Deliverables included a roadmap for changes to strategic planning processes; performance standards and evaluation; relationships with stakeholders and donors; and human resources. All of this was done in collaboration with external stakeholders, including a key partnership with the UN Development Programme.
(UNHCR / UNDP, 2012-14)
Managing a robust, inter-agency M&E system for “stabilisation"
Eastern DR Congo hosts dozens of organisations involved with security, peacebuilding, and the strengthening of state authority, and as many financial contributors again.
This was a long-term role to develop and manage shared processes for information-sharing, measurement of overall outcomes, and integrated reporting.
The end-goal was to support steering mechanisms at the political level with a fully integrated, usable “dashboard” of efforts on the ground and overall trends.
(Multi-donor / multi-agency consortium, 2009-11)
Participatory M&E for community-level stabilisation initiatives
The 2002-07 period in Sri Lanka was marked by an uneasy ceasefire, and high levels of violence and repression on all sides.

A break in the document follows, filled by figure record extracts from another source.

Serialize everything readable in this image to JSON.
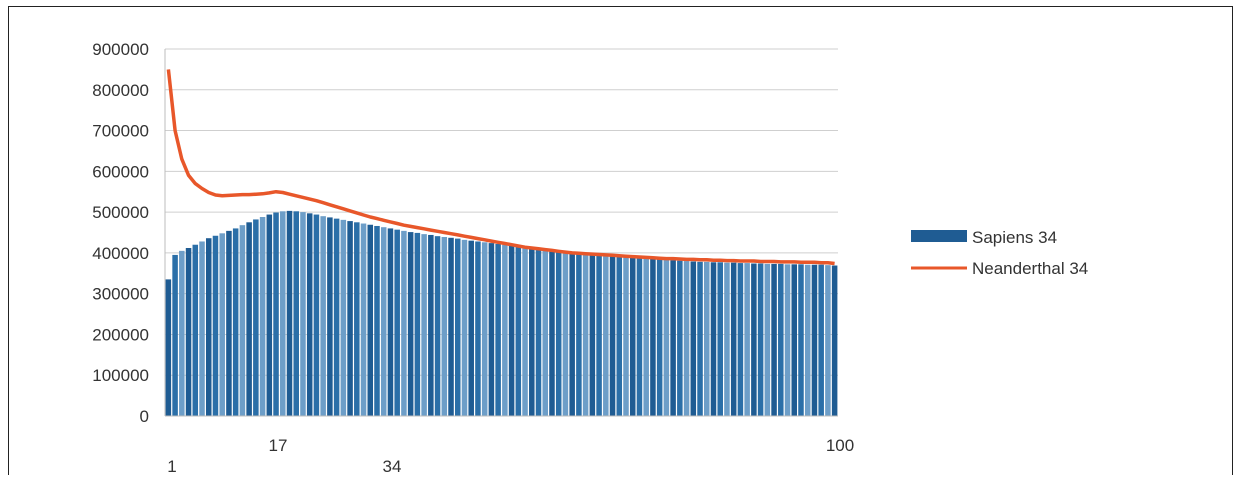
{
  "chart_data": {
    "type": "bar",
    "title": "",
    "xlabel": "",
    "ylabel": "",
    "ylim": [
      0,
      900000
    ],
    "yticks": [
      "900000",
      "800000",
      "700000",
      "600000",
      "500000",
      "400000",
      "300000",
      "200000",
      "100000",
      "0"
    ],
    "x_tick_labels": [
      {
        "x": 1,
        "label": "1"
      },
      {
        "x": 17,
        "label": "17"
      },
      {
        "x": 34,
        "label": "34"
      },
      {
        "x": 100,
        "label": "100"
      }
    ],
    "grid": true,
    "legend_position": "right",
    "x_range": [
      1,
      100
    ],
    "series": [
      {
        "name": "Sapiens 34",
        "type": "bar",
        "color": "#1f5c93",
        "values": [
          335000,
          395000,
          405000,
          412000,
          420000,
          428000,
          436000,
          442000,
          448000,
          454000,
          460000,
          468000,
          475000,
          482000,
          488000,
          494000,
          499000,
          502000,
          503000,
          502000,
          500000,
          497000,
          494000,
          490000,
          487000,
          484000,
          481000,
          478000,
          475000,
          472000,
          469000,
          466000,
          463000,
          460000,
          457000,
          454000,
          451000,
          449000,
          446000,
          444000,
          441000,
          439000,
          437000,
          435000,
          432000,
          430000,
          428000,
          426000,
          424000,
          422000,
          420000,
          418000,
          416000,
          414000,
          412000,
          410000,
          408000,
          406000,
          405000,
          403000,
          401000,
          399000,
          398000,
          396000,
          395000,
          393000,
          392000,
          390000,
          389000,
          388000,
          387000,
          386000,
          385000,
          384000,
          383000,
          382000,
          381000,
          380000,
          379000,
          378000,
          378000,
          377000,
          377000,
          376000,
          376000,
          375000,
          375000,
          374000,
          374000,
          373000,
          373000,
          373000,
          372000,
          372000,
          372000,
          371000,
          371000,
          371000,
          370000,
          369000
        ]
      },
      {
        "name": "Neanderthal 34",
        "type": "line",
        "color": "#e8572a",
        "values": [
          850000,
          700000,
          630000,
          590000,
          570000,
          558000,
          548000,
          542000,
          540000,
          541000,
          542000,
          543000,
          543000,
          544000,
          545000,
          547000,
          550000,
          548000,
          544000,
          540000,
          536000,
          532000,
          528000,
          523000,
          518000,
          513000,
          508000,
          503000,
          498000,
          493000,
          488000,
          484000,
          480000,
          476000,
          472000,
          468000,
          465000,
          462000,
          459000,
          456000,
          453000,
          450000,
          447000,
          444000,
          441000,
          438000,
          435000,
          432000,
          429000,
          426000,
          423000,
          420000,
          417000,
          414000,
          412000,
          410000,
          408000,
          406000,
          404000,
          402000,
          400000,
          399000,
          398000,
          397000,
          396000,
          395000,
          394000,
          393000,
          392000,
          391000,
          390000,
          389000,
          388000,
          387000,
          386000,
          386000,
          385000,
          384000,
          384000,
          383000,
          383000,
          382000,
          382000,
          381000,
          381000,
          380000,
          380000,
          380000,
          379000,
          379000,
          379000,
          378000,
          378000,
          378000,
          377000,
          377000,
          377000,
          376000,
          376000,
          374000
        ]
      }
    ]
  }
}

This role was about finding opportunities for community-level initiatives to reduce tensions, facilitate early recovery where possible, and complement the ongoing political process.
Outcomes included common risk assessments to adjust approaches for a deteriorating security situation; and community-driven M&E tools across four participating UN agencies.
(Australian Agency for International Development / UNICEF, 2005-07)
Integrating risk management into decision-making processes
How can staff be helped to recognise and manage risks that are outside of their normal expertise?
In this role I led development of decision-support systems for large corporate clients, working with a start-up in the regulatory-tech sector. The goal was to integrate just-in-time advice into the decision-making process, freeing up specialist resources for the most critical issues.
Responsibilities included management of the research team and point-in-time accuracy of all offerings; development of new service lines for safeguarding and occupational health & safety; and building client-specific support systems.